À titre exceptionnel

La Municipalité de Moudon lui a répondu que «seule la couleur «gris foncé» pour les stores et les garde-corps a été autorisée», son service technique ajoutant dans son rapport que «les teintes sont certes jeunes, pimpantes et apportent peut-être de la gaîté sur le site, mais malheureusement n’ont pas leur place à cet endroit». Pourtant, lors d’une séance organisée le 18 décembre, la Municipalité a accepté «à titre exceptionnel, le maintien de la teinte des garde-corps des balcons». Une décision dont elle n’a pas informé les propriétaires du château de Billens.

Malgré plusieurs rappels des châtelains début 2018 au sujet de l’affaire, ce n’est finalement que le 2 mai que la Municipalité leur a remis divers procès-verbaux de séances. Elle annonçait en même temps à la société coopérative qu’elle allait réexaminer la situation. Mais malgré un préavis négatif du Service immeubles, patrimoine et logistique du canton (Sipal), qui stipulait que «les teintes choisies sont peu intégrées au site et forment une intervention en complète rupture, voire antinomie, avec le château», la Municipalité confirmait son autorisation le 31 mai. D’où le recours des propriétaires. «Nous avions pas mal d’arguments sur l’esthétique auxquels la Cour a été sensible, poursuit l’avocate Feryel Kilani. Non seulement, les couleurs en questions sont en violation claire du règlement des constructions de Moudon, mais tant le Sipal que le technicien communal trouvaient ce choix catastrophique.» Lors d’une inspection sur place, le tribunal a noté que les couleurs retenues ne sont pas seulement insolites, notamment par rapport au gris de la façade, mais qu’elles ne s’harmonisent pas avec celles des constructions environnantes.

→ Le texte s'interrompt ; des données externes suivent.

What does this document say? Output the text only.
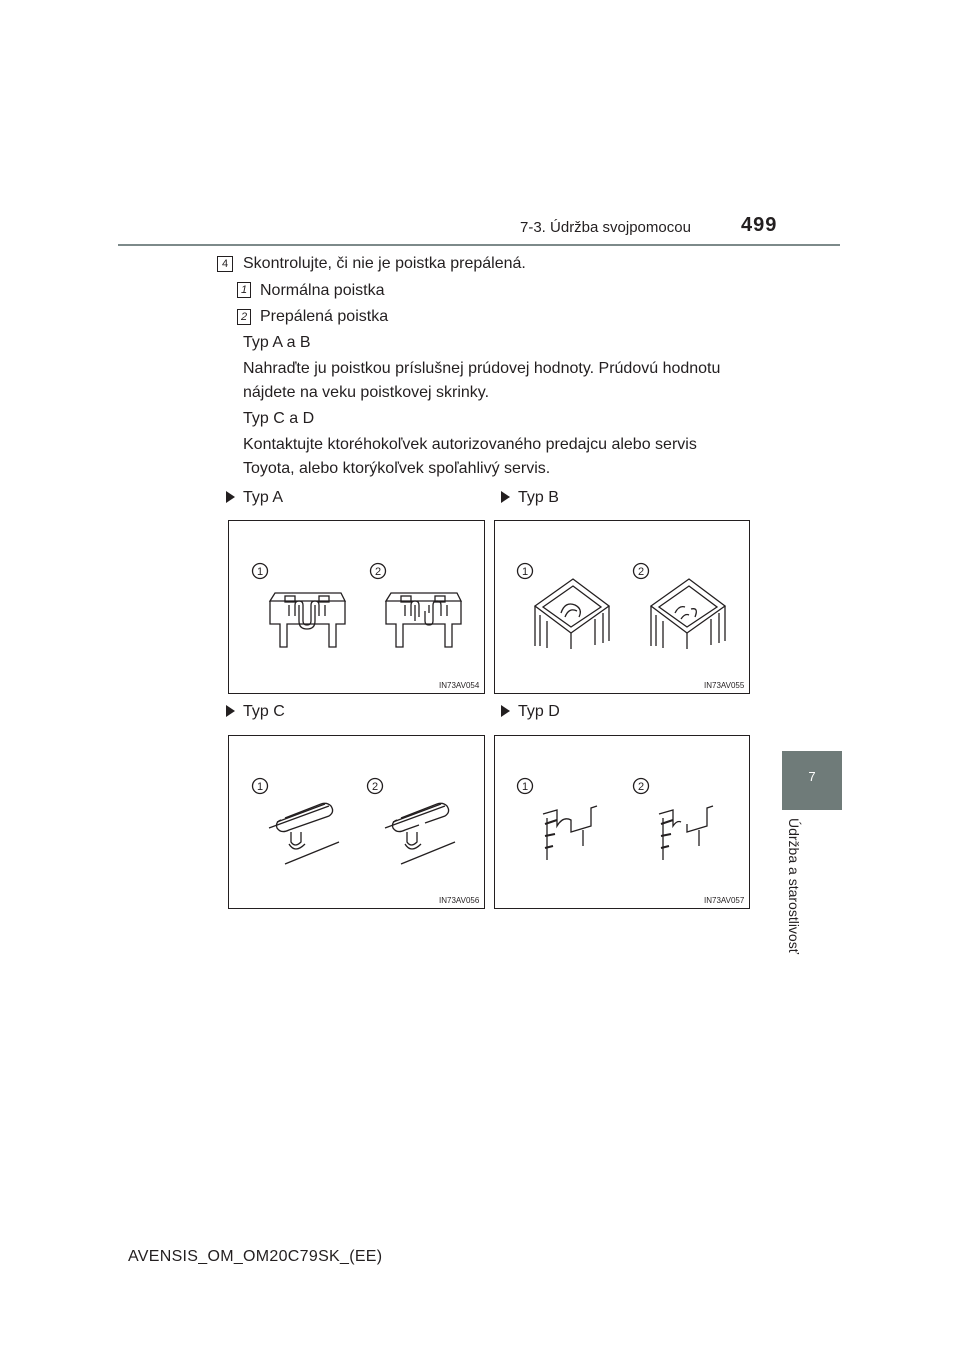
7-3. Údržba svojpomocou	499
7
Údržba a starostlivosť
4 Skontrolujte, či nie je poistka prepálená.
1 Normálna poistka
2 Prepálená poistka
Typ A a B
Nahraďte ju poistkou príslušnej prúdovej hodnoty. Prúdovú hodnotu
nájdete na veku poistkovej skrinky.
Typ C a D
Kontaktujte ktoréhokoľvek autorizovaného predajcu alebo servis
Toyota, alebo ktorýkoľvek spoľahlivý servis.
Typ A	Typ B
Typ C	Typ D
1	2
IN73AV054
1	2
IN73AV055
1	2
IN73AV056
1	2
IN73AV057
AVENSIS_OM_OM20C79SK_(EE)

«Lorsqu’on observe le château de Billens avec, en arrière-plan, la façade du bâtiment de la société coopérative, le regard est attiré par les plaques métalliques roses et violettes, détonant fortement avec les teintes claires des façades du château», relate encore le président, André Jomini.

Mère et fils concernés

Face à un investissement de l’ordre de 10'000 à 11'000 francs, qualifié de «frais pas excessifs à supporter», le recours des voisins a donc été admis sur le fond. La Cour n’a ainsi pas analysé les autres griefs des recourants sur la forme. Notamment le fait que le municipal moudonnois en charge des Constructions soit le fils de l’administratrice de la coopérative, qui a proposé les couleurs retenues.

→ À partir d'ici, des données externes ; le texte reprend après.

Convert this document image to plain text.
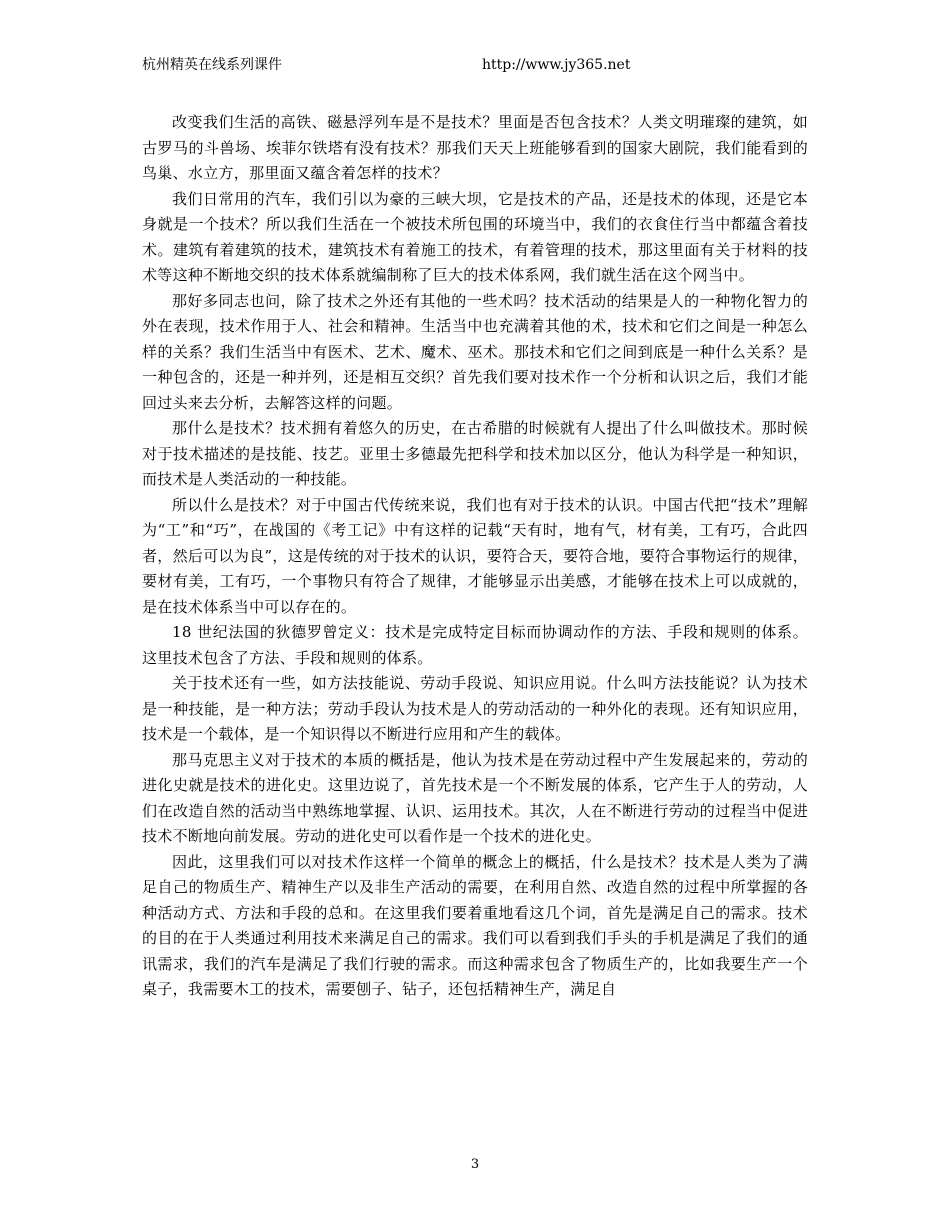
杭州精英在线系列课件	http://www.jy365.net

改变我们生活的高铁、磁悬浮列车是不是技术？里面是否包含技术？人类文明璀璨的建筑，如古罗马的斗兽场、埃菲尔铁塔有没有技术？那我们天天上班能够看到的国家大剧院，我们能看到的鸟巢、水立方，那里面又蕴含着怎样的技术？

我们日常用的汽车，我们引以为豪的三峡大坝，它是技术的产品，还是技术的体现，还是它本身就是一个技术？所以我们生活在一个被技术所包围的环境当中，我们的衣食住行当中都蕴含着技术。建筑有着建筑的技术，建筑技术有着施工的技术，有着管理的技术，那这里面有关于材料的技术等这种不断地交织的技术体系就编制称了巨大的技术体系网，我们就生活在这个网当中。

那好多同志也问，除了技术之外还有其他的一些术吗？技术活动的结果是人的一种物化智力的外在表现，技术作用于人、社会和精神。生活当中也充满着其他的术，技术和它们之间是一种怎么样的关系？我们生活当中有医术、艺术、魔术、巫术。那技术和它们之间到底是一种什么关系？是一种包含的，还是一种并列，还是相互交织？首先我们要对技术作一个分析和认识之后，我们才能回过头来去分析，去解答这样的问题。

那什么是技术？技术拥有着悠久的历史，在古希腊的时候就有人提出了什么叫做技术。那时候对于技术描述的是技能、技艺。亚里士多德最先把科学和技术加以区分，他认为科学是一种知识，而技术是人类活动的一种技能。

所以什么是技术？对于中国古代传统来说，我们也有对于技术的认识。中国古代把“技术”理解为“工”和“巧”，在战国的《考工记》中有这样的记载“天有时，地有气，材有美，工有巧，合此四者，然后可以为良”，这是传统的对于技术的认识，要符合天，要符合地，要符合事物运行的规律，要材有美，工有巧，一个事物只有符合了规律，才能够显示出美感，才能够在技术上可以成就的，是在技术体系当中可以存在的。

18 世纪法国的狄德罗曾定义：技术是完成特定目标而协调动作的方法、手段和规则的体系。这里技术包含了方法、手段和规则的体系。

关于技术还有一些，如方法技能说、劳动手段说、知识应用说。什么叫方法技能说？认为技术是一种技能，是一种方法；劳动手段认为技术是人的劳动活动的一种外化的表现。还有知识应用，技术是一个载体，是一个知识得以不断进行应用和产生的载体。

那马克思主义对于技术的本质的概括是，他认为技术是在劳动过程中产生发展起来的，劳动的进化史就是技术的进化史。这里边说了，首先技术是一个不断发展的体系，它产生于人的劳动，人们在改造自然的活动当中熟练地掌握、认识、运用技术。其次，人在不断进行劳动的过程当中促进技术不断地向前发展。劳动的进化史可以看作是一个技术的进化史。

因此，这里我们可以对技术作这样一个简单的概念上的概括，什么是技术？技术是人类为了满足自己的物质生产、精神生产以及非生产活动的需要，在利用自然、改造自然的过程中所掌握的各种活动方式、方法和手段的总和。在这里我们要着重地看这几个词，首先是满足自己的需求。技术的目的在于人类通过利用技术来满足自己的需求。我们可以看到我们手头的手机是满足了我们的通讯需求，我们的汽车是满足了我们行驶的需求。而这种需求包含了物质生产的，比如我要生产一个桌子，我需要木工的技术，需要刨子、钻子，还包括精神生产，满足自

3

À ses frais de remise en état et d’avocat, la société immobilière devra encore ajouter un émolument de 2000 francs pour la Cour et une indemnité de 1500 francs pour les dépens de la partie adverse. Contacté, son président ne prévoit pas de faire appel au Tribunal fédéral: «On ne va pas en faire une maladie, même si cela reste très subjectif. Nous étions 16 pour juger du choix de ces couleurs et il y avait 16 avis différents.»